Patrick Koster, News Editor

Sometimes, it’s the little things that matter the most.

That seems to be the case for many ash trees on campus at SUNY Buffalo State.

Ash trees continue to be held to an unmerciful fate. They are constantly being tested by a formidable, unforgiving army that kills even the strongest of trees. However, this army has only recruited troops less than 13 millimeters long with torpedo-shaped, metallic green or copper uniforms, two antennas, eyes and a mouth.

The emerald ash borer is an invasive species of beetle that has flanked the west end of campus relentlessly – and this tactic it seems to have proven effective. Emerald ash borers are “the most destructive forest pest in North America,” according to They’ve created so much of a problem that state and federal agencies have made them a top priority.

Campus arborist Steve Sypniewski said there were 233 ash trees in Spring 2014. Now there are about 100 left.

“If I can save five or six of these, I’ll be happy. I don’t know if I’ll even be able to do that,” Sypniewski said. “Unfortunately, these ash trees are concentrated in one area of the campus right by Sports Arena. If you notice, there’s no more trees by Sports Arena. If you were here two years ago, you would have noticed that there were a lot more trees over there, but we lost a lot of them.”

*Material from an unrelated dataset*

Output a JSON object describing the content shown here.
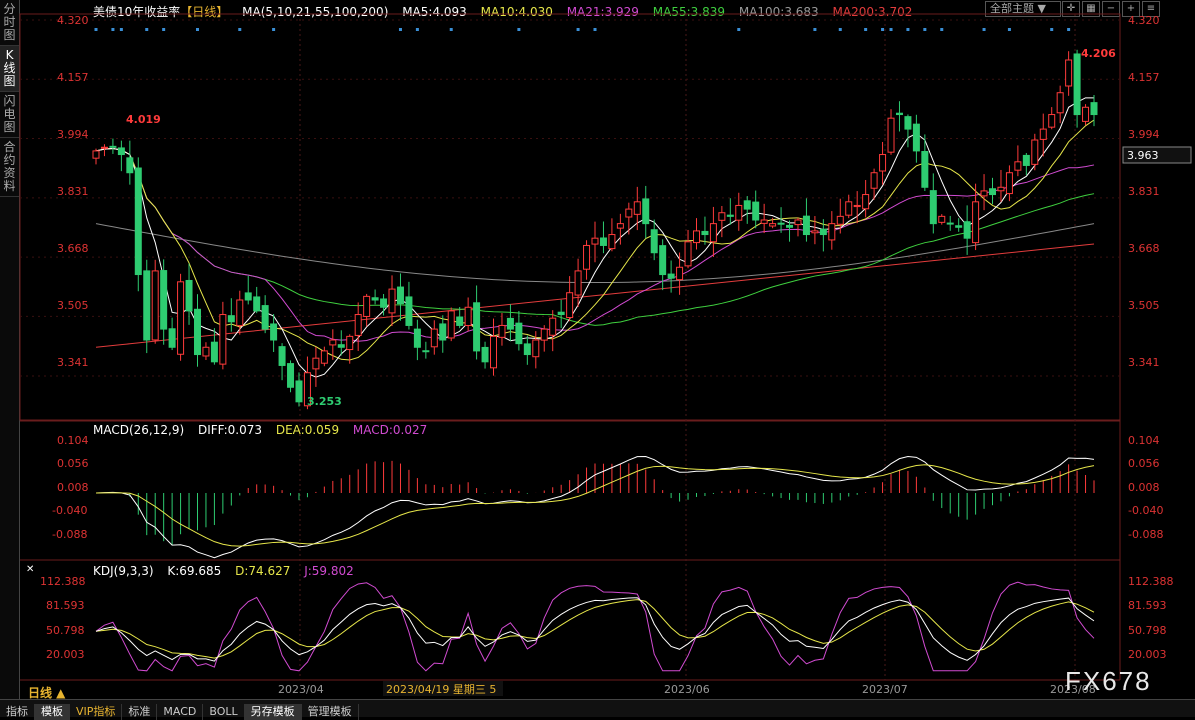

They dig holes into ash trees, feeding off the tissues beneath the bark. Sypniewski said larvae live in the cambium layer of the ash tree, girdling or stripping the tree trunk, which ultimately kills the tree. Adult emerald ash borers emerge in May and June, and the cycle starts again.

“We have lost ash [trees] throughout campus, however, there was a concentration of them planted as a mono stand along Bengal Walk from Grant Street heading east to Classroom Building,” Sypniewski said, explaining that a mono stand is a concentration of the same tree species planted in the same area.

“There are also ash trees on both sides of Grant Street between Rockwell Road and Iroquois Drive, and in the grass islands in the parking lot at 750 Grant St.”

While the future looks grim, there is still some hope.

Buffalo State has been directly injecting chemicals into the bark of ash trees to try to control the insect since 2011.

“So far, the injections are not as successful as we would hope,” Sypniewski said. “We have managed to save some trees.  We are hoping that these injections will ‘buy us time’ before the trees need to be replaced. Our hope is to save a few specimens for the college arboretum.”

Sypniewski is currently working with the campus horticulturalist to create a comprehensive plan to replant ash trees.

“We are planning a strategy that will implement planting many different species of trees so if a species specific insect or disease comes in the future, it won’t kill all the trees in an area.” Sypniewski said.

While the budget for this plan hasn’t been determined yet, a new committee formed on campus. The Friends of Maud Gordon Holmes Arboretum is raising funds to help offset the cost of new trees on campus.